On top of that, sales have moved away from products made in-house, like kitchens and bedrooms on which the company picks up a manufacturing margin, towards bought-in items, where only the retailing margin is available. The result of this switch has been to slash the gross margin from 55.9 per cent to 52.5 per cent last year.

The damage to the bottom line is underlined by the fact that MFI's figures were boosted by an additional pounds 1.8m from rental and other income -taking the total to pounds 13.4m - and an interest charge which was halved to pounds 2.6m.

The company claims that raw material price rises are now slowing, although it admits that paper has further to go, while it is moving into manufacturing its own electrical goods, pine furniture and composite sinks in an effort towards import substitution. But there are clearly long-term issues surrounding MFI which the company is only starting to address now that the huge debts of its management buy-out days are a thing of the past.

The ghosts of the poorly-fitting flat-pack image lives on at at the group, which the new HomeWorks store layout with its emphasis on pots and pans and the like needs to lay to rest.

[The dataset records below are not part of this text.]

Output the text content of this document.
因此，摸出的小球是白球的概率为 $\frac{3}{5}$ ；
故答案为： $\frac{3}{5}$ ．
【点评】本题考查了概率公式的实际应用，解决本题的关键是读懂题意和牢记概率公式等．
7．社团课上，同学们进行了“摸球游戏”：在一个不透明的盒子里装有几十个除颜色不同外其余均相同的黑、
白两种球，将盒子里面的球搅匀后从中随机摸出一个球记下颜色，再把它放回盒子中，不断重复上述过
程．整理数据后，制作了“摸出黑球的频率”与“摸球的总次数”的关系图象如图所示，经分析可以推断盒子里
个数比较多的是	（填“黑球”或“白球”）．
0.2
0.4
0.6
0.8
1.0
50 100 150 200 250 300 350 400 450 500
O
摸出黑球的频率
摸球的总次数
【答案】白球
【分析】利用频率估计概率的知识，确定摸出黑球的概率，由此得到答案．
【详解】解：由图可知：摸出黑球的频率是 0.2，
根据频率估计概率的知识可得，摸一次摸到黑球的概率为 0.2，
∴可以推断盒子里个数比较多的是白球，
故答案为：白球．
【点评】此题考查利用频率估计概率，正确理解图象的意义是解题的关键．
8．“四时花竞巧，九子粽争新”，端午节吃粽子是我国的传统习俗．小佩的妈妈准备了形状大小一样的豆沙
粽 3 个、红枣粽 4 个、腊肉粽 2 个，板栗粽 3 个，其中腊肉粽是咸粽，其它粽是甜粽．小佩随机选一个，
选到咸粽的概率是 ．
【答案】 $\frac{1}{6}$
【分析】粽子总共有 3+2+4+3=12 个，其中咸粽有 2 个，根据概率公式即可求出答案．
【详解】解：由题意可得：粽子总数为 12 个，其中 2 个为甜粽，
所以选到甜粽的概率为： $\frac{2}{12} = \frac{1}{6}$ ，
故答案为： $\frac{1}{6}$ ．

There is also plainly a great deal to do with under-utilised store space, both in terms of selling area and warehousing. The management, led by chairman Derek Hunt, believes 1m out of the current 6m square feet of store space could be released, potentially bringing in an additional pounds 10m of rental income.

But patience may be wearing thin amongst shareholders who have seen the share price go exactly nowhere since the 1992 float.

BZW is looking for profits to dip further to pounds 55m this year, putting the shares at 115p, down 1.5p, on a prospective multiple of 18. That discounts a strong recovery in the housing market, which, with sales flat in the first weeks of the current year, shows no sign of appearing. Unattractive.